You wear your rip-off version of a J. Crew summer dress: brown w/ tiny white dots scattered across a flattering fit, cropped just above the knee. Cleavage comes courtesy Victoria’s Secret, shoes á la Chaco, and a linen scarf from the Ross discount bin that totally makes the outfit. Handcrafted enameled earrings up top, hair slightly controlled but adequately wild with a bit of blonde for summer, and you head down the mountain with chutzpah.
Of course, that doesn’t change the fact that he flat out told you he’s emotionally unavailable. He likes you. He’s flattered. He thinks you’re beautiful and genuine and fantastic. And he’s not ready. You wonder about this in long moments all week, staring at nothing but the movie in your mind’s eye. How can he take your face in his palms and kiss you like that, kiss you better than almost anyone, and be emotionally unavailable?
It is a fruitless question. “No womanly powers can make a man like that move off the single sofa unless he wants to,” your friend told you this week. She’s completely right. More to the point, it sums up the artsy-loner-man-with-his-harem type of bachelor that’s found around this community. You know this type and you’re sick of them.

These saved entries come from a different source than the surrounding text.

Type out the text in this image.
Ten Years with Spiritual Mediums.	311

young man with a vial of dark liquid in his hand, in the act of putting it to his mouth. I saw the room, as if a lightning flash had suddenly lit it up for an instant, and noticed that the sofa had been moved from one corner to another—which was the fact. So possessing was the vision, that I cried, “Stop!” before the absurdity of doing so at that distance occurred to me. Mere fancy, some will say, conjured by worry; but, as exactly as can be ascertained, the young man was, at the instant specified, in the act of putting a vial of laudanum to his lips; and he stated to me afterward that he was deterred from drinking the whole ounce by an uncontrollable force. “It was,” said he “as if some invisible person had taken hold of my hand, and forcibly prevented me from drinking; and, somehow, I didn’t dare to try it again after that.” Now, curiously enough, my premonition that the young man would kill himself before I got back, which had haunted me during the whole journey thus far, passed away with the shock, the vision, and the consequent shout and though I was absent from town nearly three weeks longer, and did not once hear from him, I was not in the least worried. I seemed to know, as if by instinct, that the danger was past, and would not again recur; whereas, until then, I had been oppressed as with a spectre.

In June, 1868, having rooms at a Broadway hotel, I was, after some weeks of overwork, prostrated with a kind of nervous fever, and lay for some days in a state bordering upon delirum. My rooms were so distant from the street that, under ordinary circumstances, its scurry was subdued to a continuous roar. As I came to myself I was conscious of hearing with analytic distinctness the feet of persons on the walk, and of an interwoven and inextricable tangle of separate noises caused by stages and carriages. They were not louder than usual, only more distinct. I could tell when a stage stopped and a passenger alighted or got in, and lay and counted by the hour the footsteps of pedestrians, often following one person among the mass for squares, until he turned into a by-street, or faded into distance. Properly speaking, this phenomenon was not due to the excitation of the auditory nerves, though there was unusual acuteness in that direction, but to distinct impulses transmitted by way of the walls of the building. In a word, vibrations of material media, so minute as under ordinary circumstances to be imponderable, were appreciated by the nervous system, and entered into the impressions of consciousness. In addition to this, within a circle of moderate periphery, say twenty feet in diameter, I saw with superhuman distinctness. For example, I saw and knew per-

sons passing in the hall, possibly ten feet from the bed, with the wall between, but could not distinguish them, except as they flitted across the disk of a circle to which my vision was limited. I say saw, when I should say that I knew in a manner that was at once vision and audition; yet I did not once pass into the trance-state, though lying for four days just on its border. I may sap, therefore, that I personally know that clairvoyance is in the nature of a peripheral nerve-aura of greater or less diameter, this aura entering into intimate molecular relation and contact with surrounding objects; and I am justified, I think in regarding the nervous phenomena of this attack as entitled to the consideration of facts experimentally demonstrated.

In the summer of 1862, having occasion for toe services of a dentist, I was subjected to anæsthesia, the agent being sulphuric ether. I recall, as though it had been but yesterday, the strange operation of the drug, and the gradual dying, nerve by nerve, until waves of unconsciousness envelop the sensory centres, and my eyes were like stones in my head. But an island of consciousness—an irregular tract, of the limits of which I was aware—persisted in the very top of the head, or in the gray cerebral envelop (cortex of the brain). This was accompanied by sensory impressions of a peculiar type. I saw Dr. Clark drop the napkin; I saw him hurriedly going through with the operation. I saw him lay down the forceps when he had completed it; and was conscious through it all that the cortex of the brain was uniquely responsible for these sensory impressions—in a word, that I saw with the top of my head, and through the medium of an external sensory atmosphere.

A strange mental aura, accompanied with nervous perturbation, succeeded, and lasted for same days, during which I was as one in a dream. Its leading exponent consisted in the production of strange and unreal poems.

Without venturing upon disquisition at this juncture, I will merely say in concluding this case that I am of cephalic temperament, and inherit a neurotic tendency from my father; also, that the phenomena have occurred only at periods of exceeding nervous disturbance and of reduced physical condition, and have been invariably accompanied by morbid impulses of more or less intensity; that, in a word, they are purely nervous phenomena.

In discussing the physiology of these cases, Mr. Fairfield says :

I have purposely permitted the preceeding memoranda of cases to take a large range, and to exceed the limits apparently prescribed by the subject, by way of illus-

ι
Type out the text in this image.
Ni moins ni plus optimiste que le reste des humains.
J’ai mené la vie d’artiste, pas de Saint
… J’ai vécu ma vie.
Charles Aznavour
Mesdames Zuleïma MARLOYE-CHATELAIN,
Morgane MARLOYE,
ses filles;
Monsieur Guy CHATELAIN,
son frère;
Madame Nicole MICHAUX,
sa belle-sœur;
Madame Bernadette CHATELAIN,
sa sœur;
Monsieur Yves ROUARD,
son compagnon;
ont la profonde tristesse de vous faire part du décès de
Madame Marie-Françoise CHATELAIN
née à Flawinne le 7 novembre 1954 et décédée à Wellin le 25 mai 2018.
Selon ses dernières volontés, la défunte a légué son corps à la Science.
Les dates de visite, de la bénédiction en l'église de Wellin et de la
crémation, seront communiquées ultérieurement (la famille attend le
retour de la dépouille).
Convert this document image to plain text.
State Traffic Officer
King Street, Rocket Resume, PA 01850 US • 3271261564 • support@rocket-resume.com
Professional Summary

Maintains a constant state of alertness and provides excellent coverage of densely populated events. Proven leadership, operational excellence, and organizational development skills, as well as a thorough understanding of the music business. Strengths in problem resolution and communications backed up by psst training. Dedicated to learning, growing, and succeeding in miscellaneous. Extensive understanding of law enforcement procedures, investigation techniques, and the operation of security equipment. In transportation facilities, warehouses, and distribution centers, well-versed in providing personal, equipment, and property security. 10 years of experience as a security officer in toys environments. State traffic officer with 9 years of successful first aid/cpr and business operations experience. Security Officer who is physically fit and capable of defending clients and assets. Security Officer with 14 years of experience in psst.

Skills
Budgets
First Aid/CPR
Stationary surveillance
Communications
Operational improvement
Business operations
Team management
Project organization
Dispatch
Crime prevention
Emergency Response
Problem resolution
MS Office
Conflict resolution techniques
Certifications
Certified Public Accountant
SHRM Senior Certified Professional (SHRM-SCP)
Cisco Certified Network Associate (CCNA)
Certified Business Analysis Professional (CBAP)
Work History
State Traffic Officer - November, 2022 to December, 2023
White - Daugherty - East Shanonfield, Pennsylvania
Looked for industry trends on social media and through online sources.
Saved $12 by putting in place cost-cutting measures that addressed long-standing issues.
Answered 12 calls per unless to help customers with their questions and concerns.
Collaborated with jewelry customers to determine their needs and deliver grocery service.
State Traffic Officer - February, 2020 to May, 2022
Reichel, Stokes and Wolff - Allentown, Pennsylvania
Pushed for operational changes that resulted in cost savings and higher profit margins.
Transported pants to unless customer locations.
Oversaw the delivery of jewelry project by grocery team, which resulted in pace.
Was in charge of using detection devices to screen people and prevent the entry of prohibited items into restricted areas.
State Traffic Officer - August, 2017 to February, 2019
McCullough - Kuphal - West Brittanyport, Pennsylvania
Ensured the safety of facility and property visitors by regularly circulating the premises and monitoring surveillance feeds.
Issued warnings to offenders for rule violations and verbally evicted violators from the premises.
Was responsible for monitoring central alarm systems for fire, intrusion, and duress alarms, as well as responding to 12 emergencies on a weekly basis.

How could you have forgotten this?
He doesn’t come to the opening tonight but you still look hot. It doesn’t matter though; not in the same way. Which is why, on the way home, all you want is a pint of soy ice cream. The logistical problem of a) no cooler, and b) 17 miles to the grocery store, prevent such a trip. But still, the verdict is clear: One more unavailable man equals one more nagging hole in your gut. You keep trying to fill this spot. Like an ulcer, it won’t relent.